1	Mark variable timing	Which variables are measured before treatment,...
2	Classify variable roles	Which variables are confounders, mediators, co...
3	Draw the DAG	Do all arrows follow the assumed time ordering...
4	Check for cycles	Is this a directed acyclic graph?
5	List paths	Which paths should be blocked and which causal...
6	Choose adjustment variables	Am I avoiding post-treatment mediators and col...
7	Use DoWhy to identify	What estimand and assumptions does DoWhy print...
8	Estimate and compare	Does the estimate change dramatically under pl...
9	Document limitations	Which arrows are strongest, weakest, or least ...

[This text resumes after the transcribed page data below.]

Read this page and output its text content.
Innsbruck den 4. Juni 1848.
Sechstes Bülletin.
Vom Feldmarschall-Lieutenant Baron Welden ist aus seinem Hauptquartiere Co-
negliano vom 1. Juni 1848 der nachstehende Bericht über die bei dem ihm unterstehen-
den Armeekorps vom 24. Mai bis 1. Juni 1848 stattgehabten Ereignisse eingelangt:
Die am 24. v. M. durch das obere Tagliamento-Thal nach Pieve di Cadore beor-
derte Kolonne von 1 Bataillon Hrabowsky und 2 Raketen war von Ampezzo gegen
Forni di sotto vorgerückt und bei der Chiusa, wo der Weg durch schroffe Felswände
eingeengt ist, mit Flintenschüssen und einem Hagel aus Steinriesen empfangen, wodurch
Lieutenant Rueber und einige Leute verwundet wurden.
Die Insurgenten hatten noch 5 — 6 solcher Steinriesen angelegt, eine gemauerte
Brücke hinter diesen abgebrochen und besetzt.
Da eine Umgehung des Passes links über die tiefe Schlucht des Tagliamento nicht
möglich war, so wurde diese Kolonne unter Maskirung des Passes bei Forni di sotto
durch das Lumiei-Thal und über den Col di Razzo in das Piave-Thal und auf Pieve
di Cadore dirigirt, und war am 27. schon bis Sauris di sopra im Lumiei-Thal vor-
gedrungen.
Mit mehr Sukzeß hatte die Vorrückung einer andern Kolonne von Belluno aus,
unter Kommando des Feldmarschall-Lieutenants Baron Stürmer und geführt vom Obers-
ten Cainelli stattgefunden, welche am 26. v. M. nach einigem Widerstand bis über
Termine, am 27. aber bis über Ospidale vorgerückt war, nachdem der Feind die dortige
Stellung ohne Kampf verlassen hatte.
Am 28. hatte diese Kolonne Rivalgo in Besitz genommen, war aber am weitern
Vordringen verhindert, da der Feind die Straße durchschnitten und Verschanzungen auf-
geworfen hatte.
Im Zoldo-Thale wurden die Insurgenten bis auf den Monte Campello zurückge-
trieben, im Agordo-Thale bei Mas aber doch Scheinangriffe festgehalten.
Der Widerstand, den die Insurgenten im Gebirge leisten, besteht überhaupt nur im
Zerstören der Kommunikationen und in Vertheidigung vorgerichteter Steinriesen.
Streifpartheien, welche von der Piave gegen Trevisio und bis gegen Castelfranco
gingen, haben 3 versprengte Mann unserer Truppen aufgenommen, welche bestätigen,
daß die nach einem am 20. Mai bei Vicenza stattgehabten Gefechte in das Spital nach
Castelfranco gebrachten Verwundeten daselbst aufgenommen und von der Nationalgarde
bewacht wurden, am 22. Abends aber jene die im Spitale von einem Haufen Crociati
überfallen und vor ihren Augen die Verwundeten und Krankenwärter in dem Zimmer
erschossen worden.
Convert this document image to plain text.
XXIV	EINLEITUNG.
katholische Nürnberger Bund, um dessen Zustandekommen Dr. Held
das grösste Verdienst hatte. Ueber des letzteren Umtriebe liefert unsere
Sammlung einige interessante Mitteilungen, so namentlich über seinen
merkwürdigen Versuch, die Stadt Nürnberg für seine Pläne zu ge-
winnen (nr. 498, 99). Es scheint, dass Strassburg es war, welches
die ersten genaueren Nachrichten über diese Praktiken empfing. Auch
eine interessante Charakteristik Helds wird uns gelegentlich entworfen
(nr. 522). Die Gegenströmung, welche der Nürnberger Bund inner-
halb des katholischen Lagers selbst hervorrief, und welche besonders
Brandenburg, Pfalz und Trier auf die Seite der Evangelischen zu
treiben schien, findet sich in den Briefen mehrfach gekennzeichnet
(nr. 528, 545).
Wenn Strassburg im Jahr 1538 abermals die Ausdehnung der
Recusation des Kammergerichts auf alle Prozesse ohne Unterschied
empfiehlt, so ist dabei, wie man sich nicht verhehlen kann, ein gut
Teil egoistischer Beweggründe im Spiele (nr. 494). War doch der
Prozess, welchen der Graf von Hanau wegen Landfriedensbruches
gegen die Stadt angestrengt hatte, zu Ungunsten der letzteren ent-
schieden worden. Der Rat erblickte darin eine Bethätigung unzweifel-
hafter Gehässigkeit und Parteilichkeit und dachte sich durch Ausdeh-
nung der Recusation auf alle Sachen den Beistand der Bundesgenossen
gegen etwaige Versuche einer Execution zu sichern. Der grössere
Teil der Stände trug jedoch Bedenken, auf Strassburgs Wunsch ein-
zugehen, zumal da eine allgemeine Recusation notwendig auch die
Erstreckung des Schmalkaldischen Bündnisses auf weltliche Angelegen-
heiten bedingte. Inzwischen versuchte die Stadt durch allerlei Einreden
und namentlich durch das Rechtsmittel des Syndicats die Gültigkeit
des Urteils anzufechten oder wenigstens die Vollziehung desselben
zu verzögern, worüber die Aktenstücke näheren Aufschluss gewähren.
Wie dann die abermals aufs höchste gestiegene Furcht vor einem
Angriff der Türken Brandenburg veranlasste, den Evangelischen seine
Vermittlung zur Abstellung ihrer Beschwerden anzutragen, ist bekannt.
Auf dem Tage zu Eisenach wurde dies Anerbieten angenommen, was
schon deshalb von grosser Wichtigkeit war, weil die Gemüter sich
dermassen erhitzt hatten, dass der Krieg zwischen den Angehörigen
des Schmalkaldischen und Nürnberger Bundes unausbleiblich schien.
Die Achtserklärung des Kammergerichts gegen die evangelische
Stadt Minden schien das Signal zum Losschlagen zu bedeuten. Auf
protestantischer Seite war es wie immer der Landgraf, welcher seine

The checklist is deliberately slow. In causal inference, speed usually comes after the graph is clear, not before.

Student Exercises

After running the notebook, try these modifications:

Remove the mediator path feature_exposure -> satisfaction_depth -> weekly_value and rerun the DoWhy estimate.
Add a direct arrow rollout_batch -> weekly_value and decide whether rollout is still instrument-like.
Change the support-ticket equation so the collider is rarer or more common and observe the collider-adjustment estimate.
Create a graph with a cycle and check what NetworkX says.
Write your own assumption register for a real dataset you care about.

Closing Notes

This notebook showed that graph assumptions are not cosmetic. The same data and estimator can produce different answers when the graph changes. The next tutorial will focus more narrowly on backdoor adjustment and confounding, building on the graph vocabulary introduced here.